Wales is very serious about their rugby. Rugby union is, in fact, their national sport, and they’ve had quite some time to develop their skills as a country. The sport supposedly reached Wales in the 1850s, having come from England with Reverend Professor Rowland Williams, from Cambridge College to St. David’s College, and in 1881, the Welsh Rugby Union (WRU) was formed.
The game was initially popularized by alumni of Welsh colleges and those who had gone to English colleges and come back home to the large cities in South Wales. The popularity of the sport grew further with the success of four South Wales clubs, including Newport, Cardiff, Llannelli, and Swansea. The game was carried over, as if the best limo services Raleigh NC took them to other regions in style. Thanks to the development of coaches and limo buses which took people and the game to the industrial cities of the south of the country.
Alongside the more established clubs of the time, many smaller teams were springing up in town around the country. In an attempt to standardize the sport in Wales and thus aid its legitimate expansion, the South Wales Football Club was established in 1875, and then in 1881 was replaced by the Welsh Football Union. The first recognized international match in which Wales participated was in 1881, against England, in which they were rather thoroughly crushed. Apparently, however, the Welsh team that was sent was composed mostly of Oxford and Cambridge graduates, and did not represent the best that Wales had to offer.
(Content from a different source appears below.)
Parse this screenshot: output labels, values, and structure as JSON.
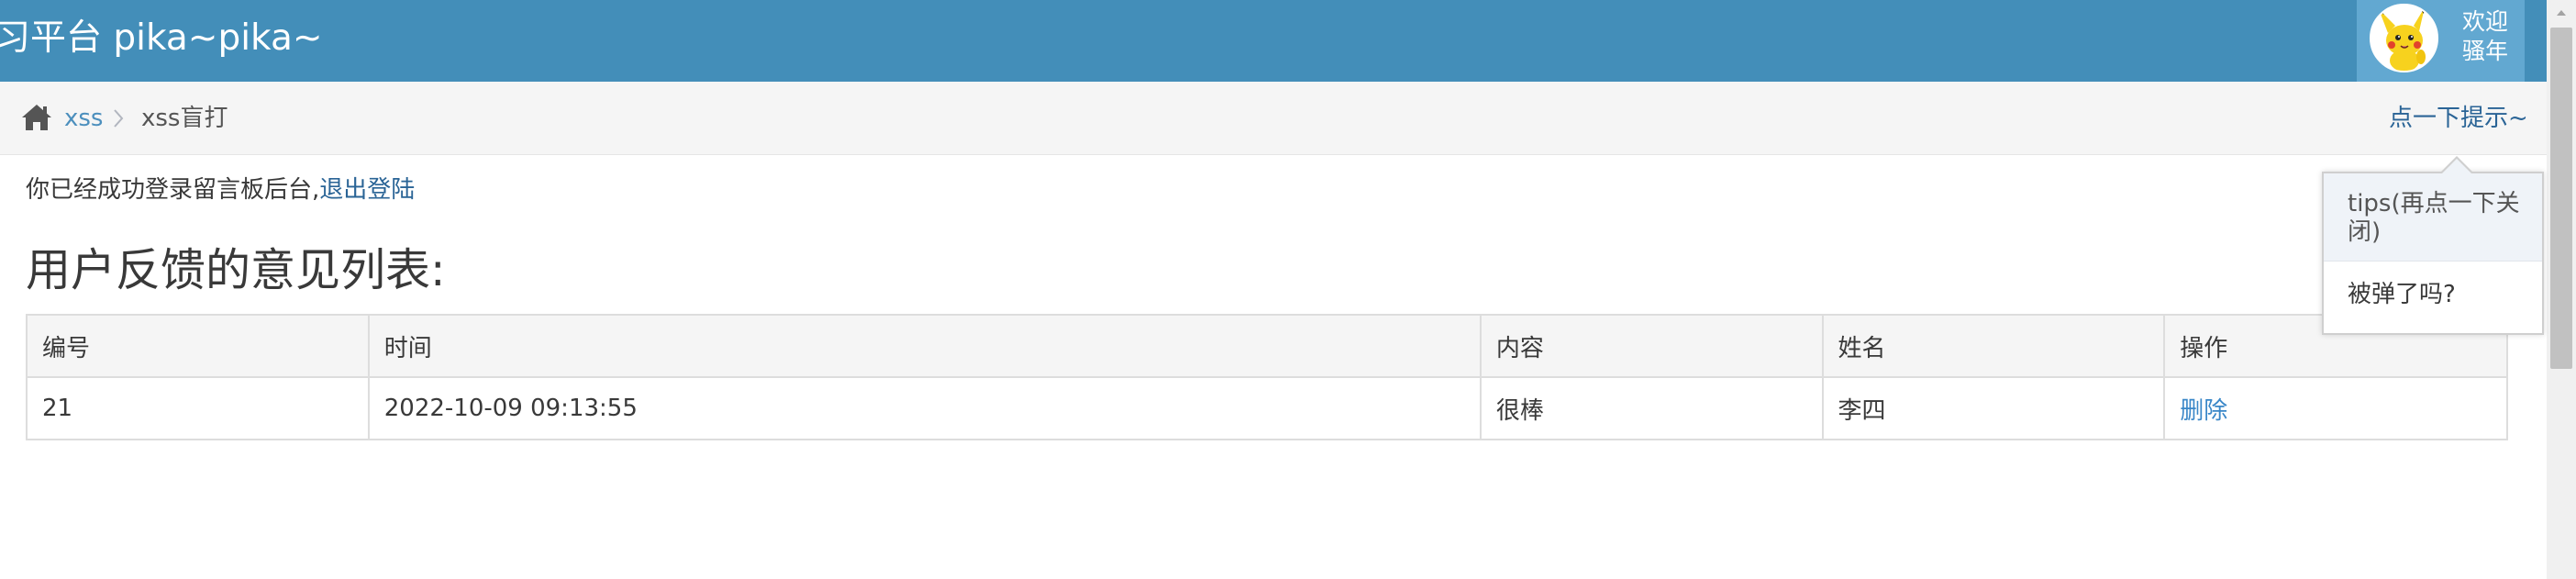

Come the beginning of the twentieth century, however, the golden age of Welsh rugby had begun alongside the emergence of many exciting Welsh players.
The 1900s began with Wales winning some impressive titles thanks to their thinking tactically about who to field as part of their national team. Interestingly, many men from mining communities were chosen to be in the front row of the national team, as they were strong, solid, and good tacklers. This period also saw some decline in smaller, local clubs, however, thanks to a persistent temperance movement which linked rugby to aggression and drunkenness. After the 1910’s, however, the game became a social unifier for small towns, especially for working class towns, as it had never been adopted as an elitist sport in Wales as it had in England. It should be noted, too, that the rugby athletes were not left unaffected by World War I, and lost a number of its star players to the fighting.
Though Welsh rugby has had its ups and down since the turn of the century, there is no denying its popularity today. They compete each year in the Six Nations Championship alongside England, France, Ireland, Italy, and Scotland, and has won the championship (including its predecessors) twenty-six times. Rugby has come to be a very important aspect of Welsh culture, being, as sport historian John Bale has said “characteristically Welsh.”